José Ricardo 04/11/2018

“O real não está na saída nem na chegada: ele se dispõe para a gente é no meio da travessia".


Rob Fleming ou, simplesmente, Rob é um sujeito com cerca de 35/36 anos de idade e acabou de levar um fora da namorada. Antes disso, Rob chegou a cursar faculdade, mas não se formou. Atualmente, mora num pequeno apartamento e tem uma loja, onde vende discos de vinil e fitas cassetes, o que não deixa de ser Cult, já em meados da década de 1990, época em que enredo se desenrola.

Rob não tem profissão definida, não se casou e sua loja está na iminência de ir à falência.
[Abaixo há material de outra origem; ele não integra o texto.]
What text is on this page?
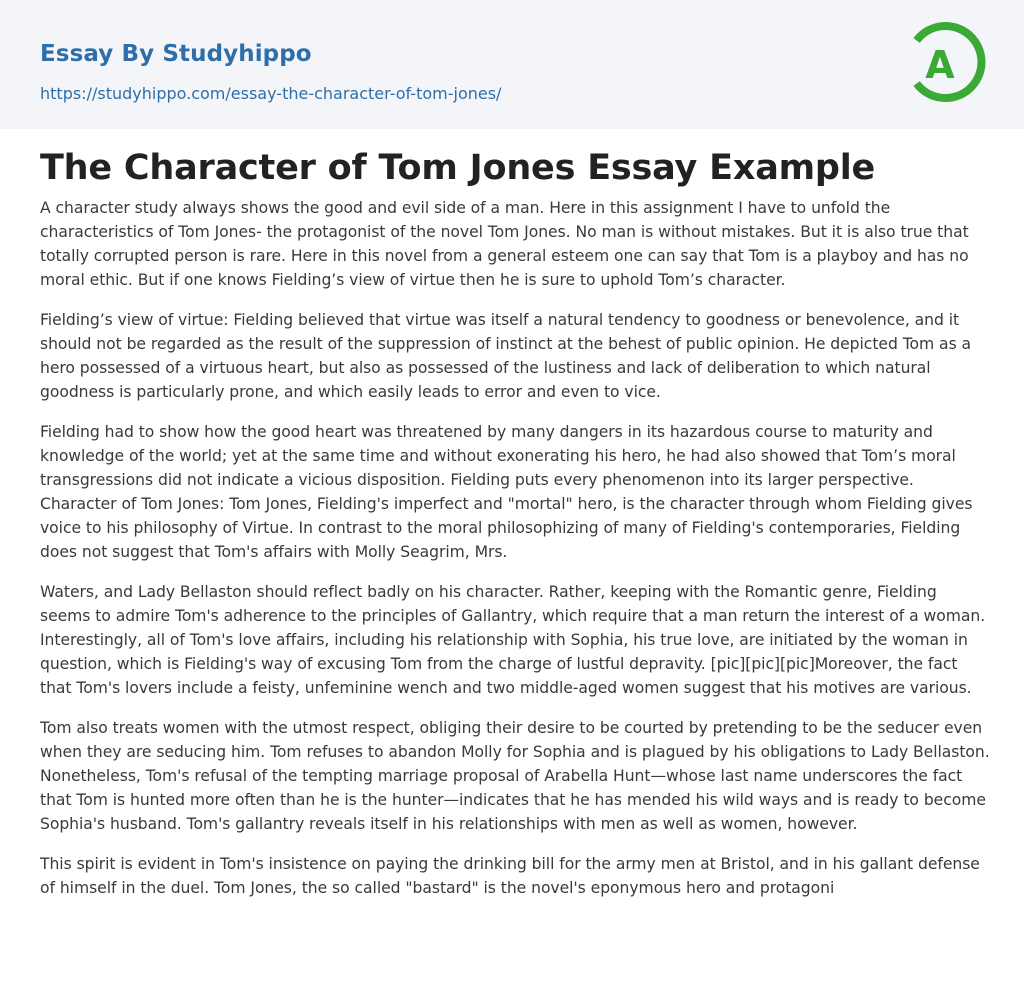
Essay By Studyhippo
https://studyhippo.com/essay-the-character-of-tom-jones/
A
The Character of Tom Jones Essay Example

A character study always shows the good and evil side of a man. Here in this assignment I have to unfold the characteristics of Tom Jones- the protagonist of the novel Tom Jones. No man is without mistakes. But it is also true that totally corrupted person is rare. Here in this novel from a general esteem one can say that Tom is a playboy and has no moral ethic. But if one knows Fielding’s view of virtue then he is sure to uphold Tom’s character.

Fielding’s view of virtue: Fielding believed that virtue was itself a natural tendency to goodness or benevolence, and it should not be regarded as the result of the suppression of instinct at the behest of public opinion. He depicted Tom as a hero possessed of a virtuous heart, but also as possessed of the lustiness and lack of deliberation to which natural goodness is particularly prone, and which easily leads to error and even to vice.

Fielding had to show how the good heart was threatened by many dangers in its hazardous course to maturity and knowledge of the world; yet at the same time and without exonerating his hero, he had also showed that Tom’s moral transgressions did not indicate a vicious disposition. Fielding puts every phenomenon into its larger perspective. Character of Tom Jones: Tom Jones, Fielding's imperfect and "mortal" hero, is the character through whom Fielding gives voice to his philosophy of Virtue. In contrast to the moral philosophizing of many of Fielding's contemporaries, Fielding does not suggest that Tom's affairs with Molly Seagrim, Mrs.

Waters, and Lady Bellaston should reflect badly on his character. Rather, keeping with the Romantic genre, Fielding seems to admire Tom's adherence to the principles of Gallantry, which require that a man return the interest of a woman. Interestingly, all of Tom's love affairs, including his relationship with Sophia, his true love, are initiated by the woman in question, which is Fielding's way of excusing Tom from the charge of lustful depravity. [pic][pic][pic]Moreover, the fact that Tom's lovers include a feisty, unfeminine wench and two middle-aged women suggest that his motives are various.

Tom also treats women with the utmost respect, obliging their desire to be courted by pretending to be the seducer even when they are seducing him. Tom refuses to abandon Molly for Sophia and is plagued by his obligations to Lady Bellaston. Nonetheless, Tom's refusal of the tempting marriage proposal of Arabella Hunt—whose last name underscores the fact that Tom is hunted more often than he is the hunter—indicates that he has mended his wild ways and is ready to become Sophia's husband. Tom's gallantry reveals itself in his relationships with men as well as women, however.

This spirit is evident in Tom's insistence on paying the drinking bill for the army men at Bristol, and in his gallant defense of himself in the duel. Tom Jones, the so called "bastard" is the novel's eponymous hero and protagoni
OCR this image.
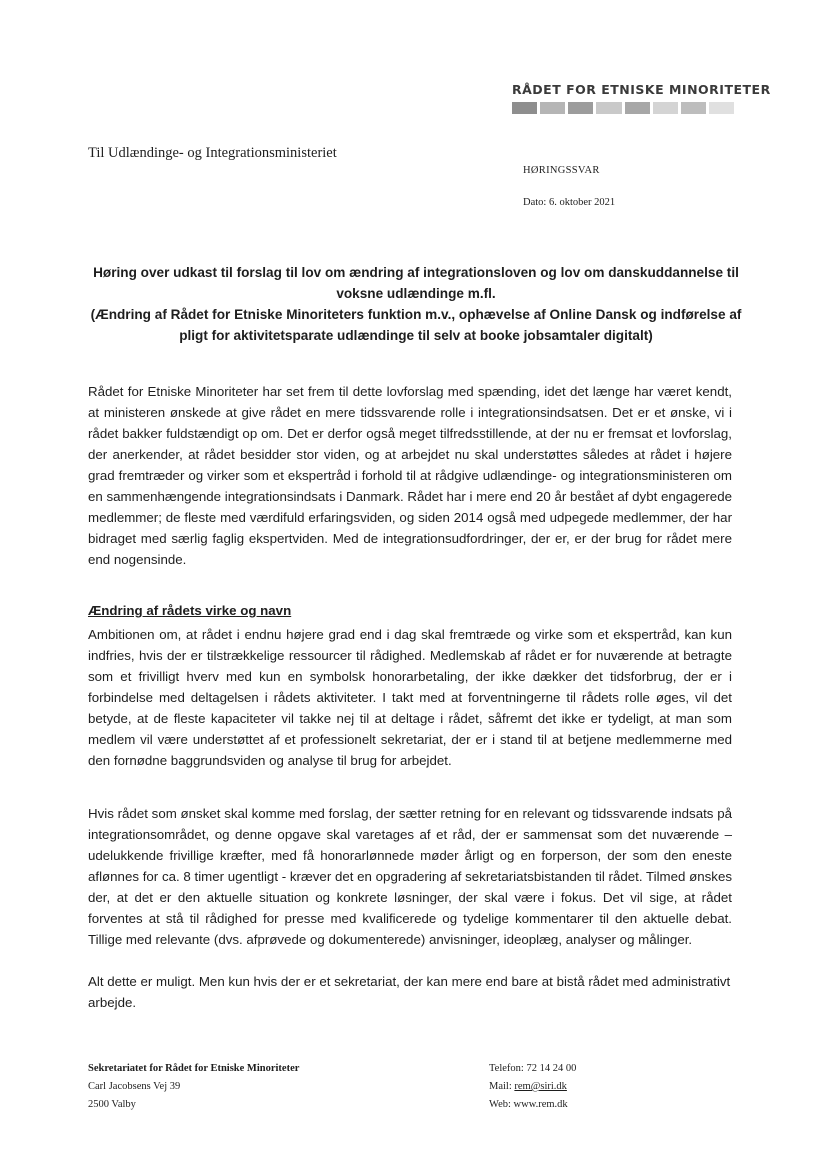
RÅDET FOR ETNISKE MINORITETER
Til Udlændinge- og Integrationsministeriet
HØRINGSSVAR
Dato: 6. oktober 2021
Høring over udkast til forslag til lov om ændring af integrationsloven og lov om danskuddannelse til voksne udlændinge m.fl.
(Ændring af Rådet for Etniske Minoriteters funktion m.v., ophævelse af Online Dansk og indførelse af pligt for aktivitetsparate udlændinge til selv at booke jobsamtaler digitalt)
Rådet for Etniske Minoriteter har set frem til dette lovforslag med spænding, idet det længe har været kendt, at ministeren ønskede at give rådet en mere tidssvarende rolle i integrationsindsatsen. Det er et ønske, vi i rådet bakker fuldstændigt op om. Det er derfor også meget tilfredsstillende, at der nu er fremsat et lovforslag, der anerkender, at rådet besidder stor viden, og at arbejdet nu skal understøttes således at rådet i højere grad fremtræder og virker som et ekspertråd i forhold til at rådgive udlændinge- og integrationsministeren om en sammenhængende integrationsindsats i Danmark. Rådet har i mere end 20 år bestået af dybt engagerede medlemmer; de fleste med værdifuld erfaringsviden, og siden 2014 også med udpegede medlemmer, der har bidraget med særlig faglig ekspertviden. Med de integrationsudfordringer, der er, er der brug for rådet mere end nogensinde.
Ændring af rådets virke og navn
Ambitionen om, at rådet i endnu højere grad end i dag skal fremtræde og virke som et ekspertråd, kan kun indfries, hvis der er tilstrækkelige ressourcer til rådighed. Medlemskab af rådet er for nuværende at betragte som et frivilligt hverv med kun en symbolsk honorarbetaling, der ikke dækker det tidsforbrug, der er i forbindelse med deltagelsen i rådets aktiviteter. I takt med at forventningerne til rådets rolle øges, vil det betyde, at de fleste kapaciteter vil takke nej til at deltage i rådet, såfremt det ikke er tydeligt, at man som medlem vil være understøttet af et professionelt sekretariat, der er i stand til at betjene medlemmerne med den fornødne baggrundsviden og analyse til brug for arbejdet.
Hvis rådet som ønsket skal komme med forslag, der sætter retning for en relevant og tidssvarende indsats på integrationsområdet, og denne opgave skal varetages af et råd, der er sammensat som det nuværende – udelukkende frivillige kræfter, med få honorarlønnede møder årligt og en forperson, der som den eneste aflønnes for ca. 8 timer ugentligt - kræver det en opgradering af sekretariatsbistanden til rådet. Tilmed ønskes der, at det er den aktuelle situation og konkrete løsninger, der skal være i fokus. Det vil sige, at rådet forventes at stå til rådighed for presse med kvalificerede og tydelige kommentarer til den aktuelle debat. Tillige med relevante (dvs. afprøvede og dokumenterede) anvisninger, ideoplæg, analyser og målinger.
Alt dette er muligt. Men kun hvis der er et sekretariat, der kan mere end bare at bistå rådet med administrativt arbejde.
Sekretariatet for Rådet for Etniske Minoriteter
Carl Jacobsens Vej 39
2500 Valby
Telefon: 72 14 24 00
Mail: rem@siri.dk
Web: www.rem.dk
Ainda assim, ele adora curtir músicas, pois, segundo ele, expressam sentimentos. Rob é um conhecedor ímpar de músicas, principalmente aquelas que marcaram sua adolescência.

Rob parece ser um “adultecente” e, como ele mesmo diz: (estou) “aprisionado num corpo de adulto e obrigado a seguir adiante”.

O livro, de certa forma, faz lembrar de Kronos, o Deus na mitologia grega. Como se sabe, Kronos castrou Urano, seu pai, a fim de destroná-lo e, posteriormente, com receio de que seus filhos fizessem o mesmo com ele, engolia-os logo ao nascerem. Kronos, não por acaso, representa a personificação do tempo que, como tal, devora todos os seus filhos; os filhos do tempo.

De volta ao livro, percebe-se que Rob se vê “cobrado” pela vida a assumir posturas e tomar decisões. Afinal, vida é movimento e cada fase é uma fase. Como já se disse, “ninguém passa duas vezes no mesmo rio”.

É assim que, em meio a uma crise existencial e contra sua vontade, Rob se vê compelido a realizar a passagem para a vida adulta, o que ocorre não sem feridas e cicatrizes.

Paralelamente, outro ponto que merece destaque se refere ao título do livro. É que há uma relação direta com o teor da obra, ao menos em dois sentidos. O primeiro quando se refere à loja de Rob, local onde são comercializados discos de vinil, os quais são capazes de capturar, com maior precisão, o áudio em sua totalidade; ou seja, em “Alta Fidelidade”. O segundo, e talvez mais importante, está no fato de Rob viver na era dos CD’s e DVD’s, porém não conseguir se desapegar de seu passado juvenil, época em que imperava vinis e cassetes.

Assim vistas as coisas, parece assistir razão a Guimarães Rosa, que, em “Grande Sertão: Veredas”, disse: “o real não está na saída nem na chegada: ele se dispõe para a gente é no meio da travessia...”.

Ou seja, entre nossas memórias imprecisas e distorcidas do passado e nossos desejos, sonhos e/ou medos do futuro, existimos mesmo é no presente. E é nele que devemos nos construir e nos reconstruir continuamente, tudo conforme as circunstâncias, contingências e necessidades, sempre em busca de nossa homeostase, física e psicológica.